Tahun 2005, Teguh mengirimkan email kepada saya dengan sejumlah foto. Karya-karya patungnya terbaru. Kali ini saya kembali tertegun. Karena Teguh membuat beberapa patung Kristus dan Bunda Maria. Karya yang sangat religius. Konon karya Teguh ini kemudian di letak-kan di Gereja St. Mary of Angels di Singapura dan memancing reaksi cukup banyak. Seringkali ornamen and aterfak gereja memang sengaja dibuat sebagai titik api. Misalnya saja salib atau Kristus di kayu salib, seringkali dipasang diatas Mimbar menjadi titik api yang monumental. Seringkali karya itu dibuat dengan sentuhan realistis estetik untuk menggugah emosi. Karya Teguh tidak setransparan itu. Karena membutuhkan interpertasi dan interaksi, dan secara konsisten Teguh meletak-kan-nya jauh dari titik api. Sehingga kehadiran karya Teguh bagi banyak orang mungkin akan mengusik. Menggelitik. Menciptakan kesadaran baru. Bahwa ibadah kita yang komunal memiliki aspek privatisasi dengan emosi baru. Apapun juga percikan emosi yang kemudian timbul, kita perlu mengangkat topi pada keberanian Teguh berkarya dalam aspek ini.

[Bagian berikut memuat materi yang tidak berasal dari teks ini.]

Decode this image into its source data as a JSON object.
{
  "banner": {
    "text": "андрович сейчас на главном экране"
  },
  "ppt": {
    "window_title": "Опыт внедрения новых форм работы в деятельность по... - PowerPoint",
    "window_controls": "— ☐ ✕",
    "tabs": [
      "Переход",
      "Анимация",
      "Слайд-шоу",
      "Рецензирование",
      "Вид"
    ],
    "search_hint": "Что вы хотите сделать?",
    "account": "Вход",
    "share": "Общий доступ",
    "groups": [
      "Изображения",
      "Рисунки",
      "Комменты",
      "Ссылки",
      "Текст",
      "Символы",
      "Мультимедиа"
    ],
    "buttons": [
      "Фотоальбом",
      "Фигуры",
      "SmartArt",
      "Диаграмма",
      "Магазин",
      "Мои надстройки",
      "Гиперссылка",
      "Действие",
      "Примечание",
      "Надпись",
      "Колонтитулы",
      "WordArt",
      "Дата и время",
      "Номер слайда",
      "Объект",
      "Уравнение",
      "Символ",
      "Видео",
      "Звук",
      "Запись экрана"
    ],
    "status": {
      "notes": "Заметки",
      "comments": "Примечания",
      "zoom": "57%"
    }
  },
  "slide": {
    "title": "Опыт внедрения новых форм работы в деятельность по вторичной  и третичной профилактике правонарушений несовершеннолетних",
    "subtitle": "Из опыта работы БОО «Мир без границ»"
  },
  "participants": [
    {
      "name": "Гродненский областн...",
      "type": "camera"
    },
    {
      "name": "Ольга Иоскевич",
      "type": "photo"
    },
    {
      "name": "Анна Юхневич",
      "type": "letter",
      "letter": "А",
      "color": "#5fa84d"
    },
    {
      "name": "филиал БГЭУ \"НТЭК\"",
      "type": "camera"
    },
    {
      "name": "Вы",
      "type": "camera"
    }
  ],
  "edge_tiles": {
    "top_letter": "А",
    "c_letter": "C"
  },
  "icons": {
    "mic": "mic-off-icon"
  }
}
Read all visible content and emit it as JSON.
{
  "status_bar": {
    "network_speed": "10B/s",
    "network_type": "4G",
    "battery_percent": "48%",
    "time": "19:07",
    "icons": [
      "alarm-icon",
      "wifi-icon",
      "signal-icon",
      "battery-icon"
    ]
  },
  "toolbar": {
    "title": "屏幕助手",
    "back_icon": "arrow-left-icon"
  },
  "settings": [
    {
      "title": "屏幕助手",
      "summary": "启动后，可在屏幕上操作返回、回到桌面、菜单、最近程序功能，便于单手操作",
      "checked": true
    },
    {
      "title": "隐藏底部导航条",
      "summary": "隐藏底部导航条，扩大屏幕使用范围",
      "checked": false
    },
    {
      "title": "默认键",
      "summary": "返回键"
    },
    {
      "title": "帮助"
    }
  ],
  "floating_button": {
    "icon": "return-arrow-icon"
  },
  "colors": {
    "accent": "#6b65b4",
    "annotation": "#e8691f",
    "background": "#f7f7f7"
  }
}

Tanpa terasa waktu berjalan sangat cepat. Teguh masih saja awet muda. Tahun lalu ia mengontak saya. Menceritakan karya instalasinya. Di sebuah atrium pusat belanja Jakarta yang megah dan moderen, Teguh menggantung sejumlah kuali. Lalu kamipun ngopi bersama bergurau soal kuali itu. Teguh masih memiliki gurauan dan ejekan yang sama. Tentang lingkungan dan kita sebagai manusia yang sering tidak taat menghormati lingkungan. Kita yang tidak senonoh merusak lingkungan. Kita yang rakus merampok lingkungan. Terus terang saya tertawa ketika ia menjelaskan kembali filosofinya secara halus. Biar bagaimanapun Teguh manusia Indonesia yang lahir di Jakarta dari lingkungan Jawa dan mampu bernyanyi “sinden” ala Jawa ini, selalu menunjukan perhormatan yang khidmat terhadap lingkungan. Saat itu saya mengakui kemampuan diplomasinya, yang ulung saat membujuk pemilik pusat belanja agar mau menggantung ratusan kuali di atriumnya. Menjadikan kuali, sesuatu yang remeh menjadi pusat atraksi.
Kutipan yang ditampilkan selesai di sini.